Presumably, a healthy tummy would also support a healthier emotional life. The culinary traditions that associate emotional states with foods and how they are prepared are not only popular in India, where food lovingly cooked for God is considered transcendental and known as prasadam (literally, God's mercy). In the West, we have also incorporated language into how we eat that reflects an intuitive understanding of the link between our states of mind and our food: the notion of 'comfort foods' comes to mind. Emotional eating is also linked to several very serious eating disorders such as bullemia and anorexia, which can claim human lives.
The wisdom tradition contains numerous passages linking health with states of consciousness:
A happy heart makes the face cheerful,
but heartache crushes the spirit.
A cheerful heart is good medicine,
but a crushed spirit dries up the bones.
- Proverbs 17:22
And, of course, aboriginal American spirituality speaks of God's grace as medicine and is a botanical, medicinal tradition very much concerned with natural physical and emotional health and its origins in Spirit. Like the wisdom tradition, aboriginals also link Spirit and states of consciousness with health.
Then there's the etymological origins of words like spirit (from Latin for breath, life-force).
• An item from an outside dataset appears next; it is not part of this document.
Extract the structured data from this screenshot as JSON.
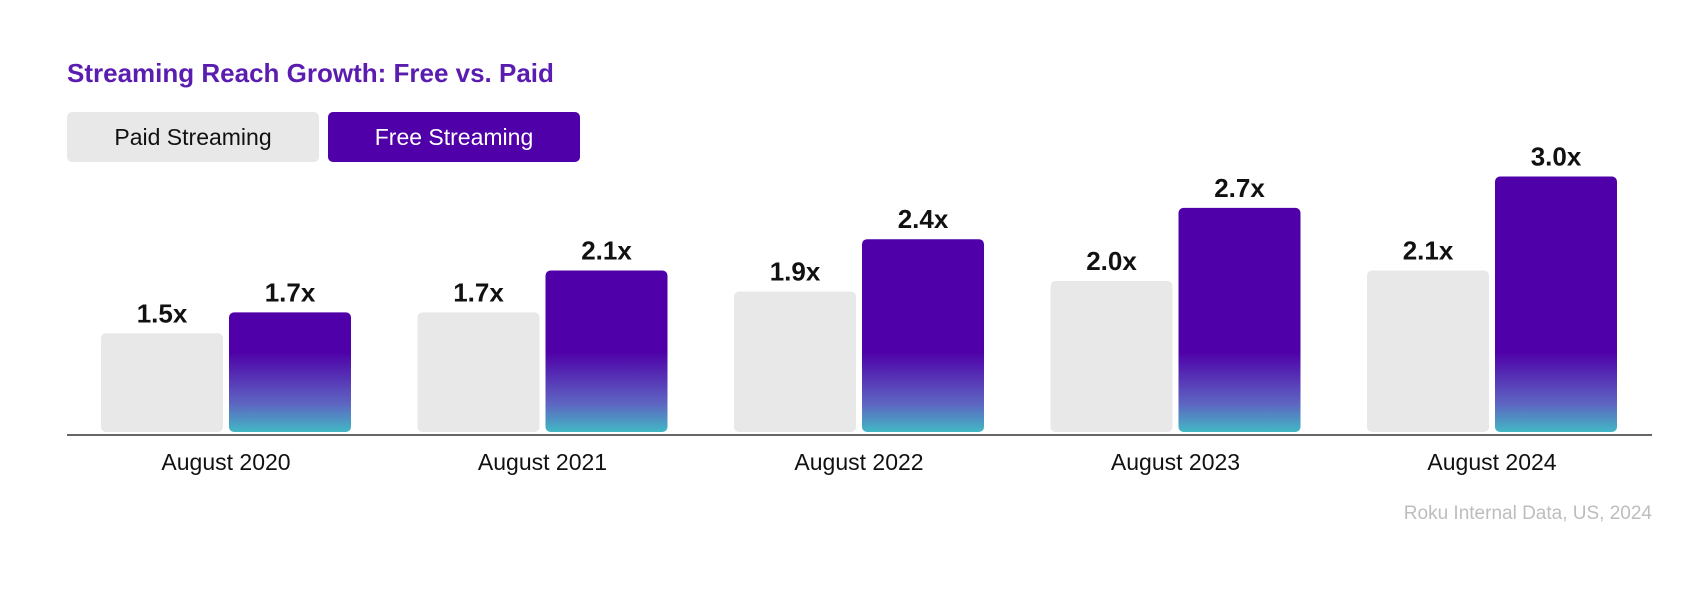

Right breathing is the foundation of the various yoga and zen meditation systems, the positive health effects of which are well documented.
In Latin, anima is another word for soul and it's linked to animosity, animation, animated, and with levels of energy and vitality in general. Shamans believe that sometimes sick people who lack vitality, do so because their soul has left them.
People who are habitually bad-tempered in colloquial Spanish are said to have a 'mal genio' (a bad spirit). People who are fed up and angry, in English, also speak of being 'sick of' a person or situation. Much more can be said of the shamanic therapeutic uses and origins of these notions. Suffice it to say that words evoke, and originate in, the depths of the human psyche and should be studied carefully: it is in these forests of unexplored rhetoric that our hidden thoughts, emotions and inner drama can be found.
Since Spirit and health go hand in hand, methods of stress relief, both religious and secular, should therefore be all considered medicinal and spiritual practices. Acts of laughter, of joy, social interaction between friends and family, forgiveness, creativity, exercise, all carry a kind of natural medicine, quite literally. They all support not just the emotional health, but the bodily health as well.
In addition, drinks and foods that lift the spirits, that act as mood boosters without harmful side effects, can safely be considered sacraments, because the boundary between nutrition and medicine is non existent in them.
In my religious tradition, we are told that we should ONLY eat prasadam. That is how important eating spiritualized food is to us.